MOSCOW, Sept 4 — Guerrillas who took 1,000 hostages in a Russian school close to Chechnya for three days staged a well planned attack after first scouring the area and then disguising themselves as workers rebuilding a gym, officials said Saturday.
Russian newspapers and some politicians have questioned how a dozen guerrillas could take so many hostages and then stand up to hundreds of Russian troops during a grisly raid that lasted for more than six hours and killed more that 300 people.
The volatile Caucasus region is notorious for its tight road security caused by a decade of warfare in separatist Chechnya and flaring conflicts in other nearby multi-ethnic republics.But the media is filled with reports of the road police letting just about anyone pass through for a bribe.
The head of the North Ossetian security service said that he was certain now that the guerrillas had located their point of attack well in advance and did not simply rush in on the school on the first day of class on the spur of the moment.
"We found a large amount of explosives and mines, and their number says that this attack was planned in advance," Valery Andreyev was quoted as saying by Interfax.

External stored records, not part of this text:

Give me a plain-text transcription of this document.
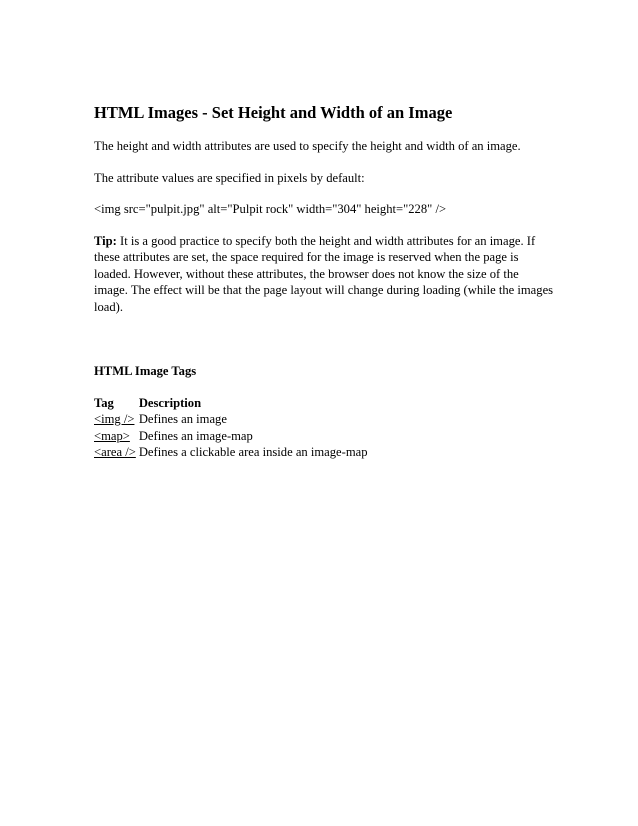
HTML Images - Set Height and Width of an Image

The height and width attributes are used to specify the height and width of an image.

The attribute values are specified in pixels by default:

<img src="pulpit.jpg" alt="Pulpit rock" width="304" height="228" />

Tip: It is a good practice to specify both the height and width attributes for an image. If these attributes are set, the space required for the image is reserved when the page is loaded. However, without these attributes, the browser does not know the size of the image. The effect will be that the page layout will change during loading (while the images load).

HTML Image Tags
Tag	Description
<img />	Defines an image
<map>	Defines an image-map
<area />	Defines a clickable area inside an image-map
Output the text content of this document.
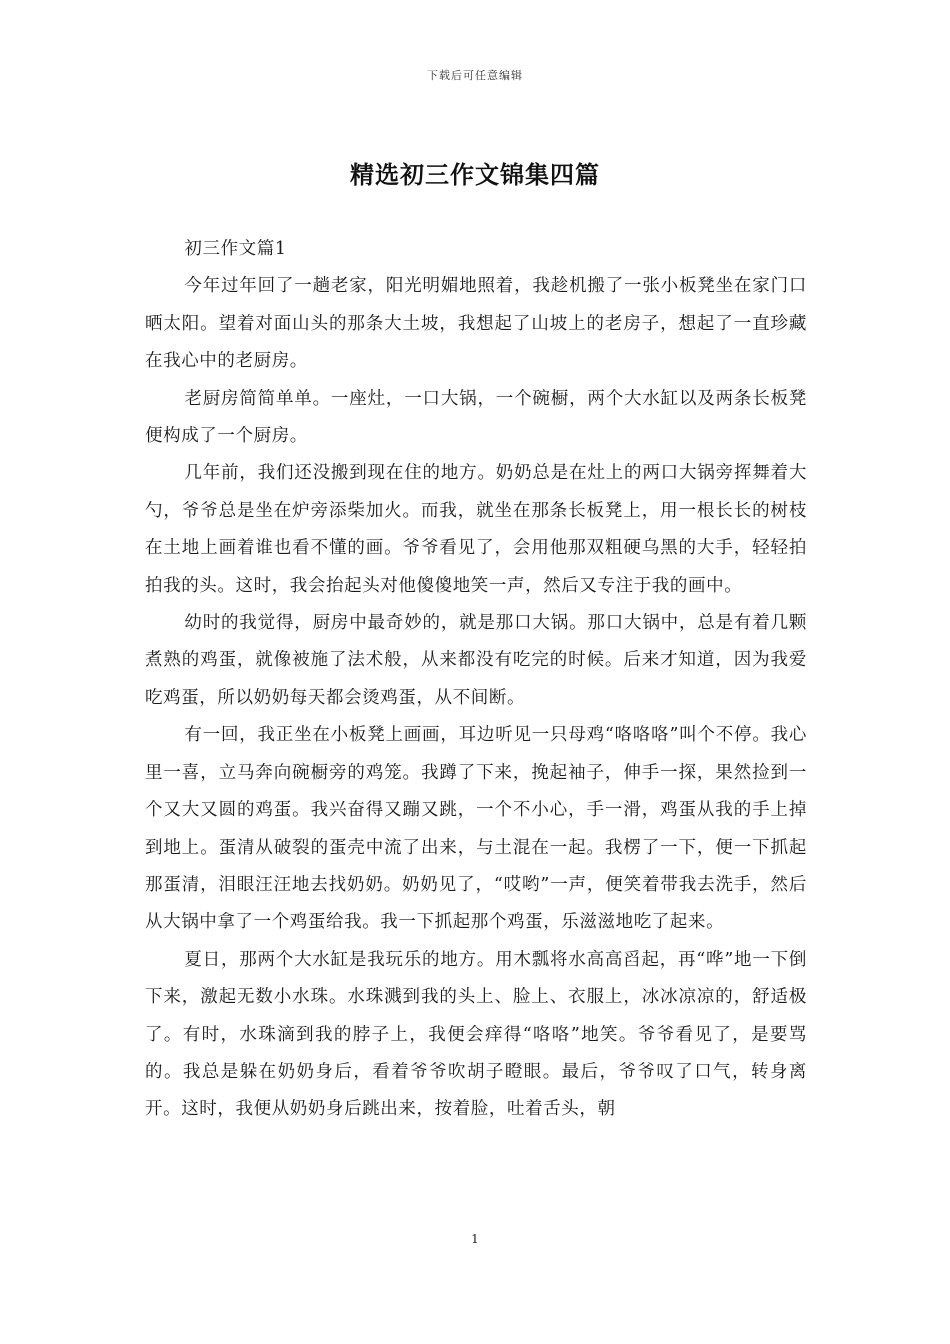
下载后可任意编辑
精选初三作文锦集四篇

初三作文篇1

今年过年回了一趟老家，阳光明媚地照着，我趁机搬了一张小板凳坐在家门口晒太阳。望着对面山头的那条大土坡，我想起了山坡上的老房子，想起了一直珍藏在我心中的老厨房。

老厨房简简单单。一座灶，一口大锅，一个碗橱，两个大水缸以及两条长板凳便构成了一个厨房。

几年前，我们还没搬到现在住的地方。奶奶总是在灶上的两口大锅旁挥舞着大勺，爷爷总是坐在炉旁添柴加火。而我，就坐在那条长板凳上，用一根长长的树枝在土地上画着谁也看不懂的画。爷爷看见了，会用他那双粗硬乌黑的大手，轻轻拍拍我的头。这时，我会抬起头对他傻傻地笑一声，然后又专注于我的画中。

幼时的我觉得，厨房中最奇妙的，就是那口大锅。那口大锅中，总是有着几颗煮熟的鸡蛋，就像被施了法术般，从来都没有吃完的时候。后来才知道，因为我爱吃鸡蛋，所以奶奶每天都会烫鸡蛋，从不间断。

有一回，我正坐在小板凳上画画，耳边听见一只母鸡“咯咯咯”叫个不停。我心里一喜，立马奔向碗橱旁的鸡笼。我蹲了下来，挽起袖子，伸手一探，果然捡到一个又大又圆的鸡蛋。我兴奋得又蹦又跳，一个不小心，手一滑，鸡蛋从我的手上掉到地上。蛋清从破裂的蛋壳中流了出来，与土混在一起。我楞了一下，便一下抓起那蛋清，泪眼汪汪地去找奶奶。奶奶见了，“哎哟”一声，便笑着带我去洗手，然后从大锅中拿了一个鸡蛋给我。我一下抓起那个鸡蛋，乐滋滋地吃了起来。

夏日，那两个大水缸是我玩乐的地方。用木瓢将水高高舀起，再“哗”地一下倒下来，激起无数小水珠。水珠溅到我的头上、脸上、衣服上，冰冰凉凉的，舒适极了。有时，水珠滴到我的脖子上，我便会痒得“咯咯”地笑。爷爷看见了，是要骂的。我总是躲在奶奶身后，看着爷爷吹胡子瞪眼。最后，爷爷叹了口气，转身离开。这时，我便从奶奶身后跳出来，按着脸，吐着舌头，朝

1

"The armaments were hidden on the school grounds," he said.
He gave no other details but other news reports fleshed out the story.
They quoted an unnamed source as saying that the militia first scouted out two other schools before settling on School Number One — the main one in Beslan — because it was undergoing major reconstruction work over the summer.
The school needed everything — including a new floor for its gym.
"It looks like they settled on a school that needed renovation ... and which needed a new floor set for its gym," ITAR-TASS quoted an official as saying.
The gym saw the guerrillas herd their victims onto its floor on September 1 and leave them there without food or water and suffocating in overwhelming humidity and heat, surrounded by home-made explosives.
An official told news agencies that they settled on the building in July.
They posed as workers and snuck in their bombs, mines, rocket launchers and other weapons disguised as construction material.
"The bandits snuck in a large amount of arms, munitions, missiles and explosives hidden by planks, cement and other construction material. This was enough for them to lead an extended defense of the building," the source said
They then stashed them away in a case of the basement under the new gym floor before it was laid down, Russian news reports quoted security officials as saying.
Some 322 people — including 155 children — were reported killed, according to the latest toll.
The toll marks the highest in any single hostage-taking in the history of Russia, which has gone through a decade of warfare in separatist Chechnya.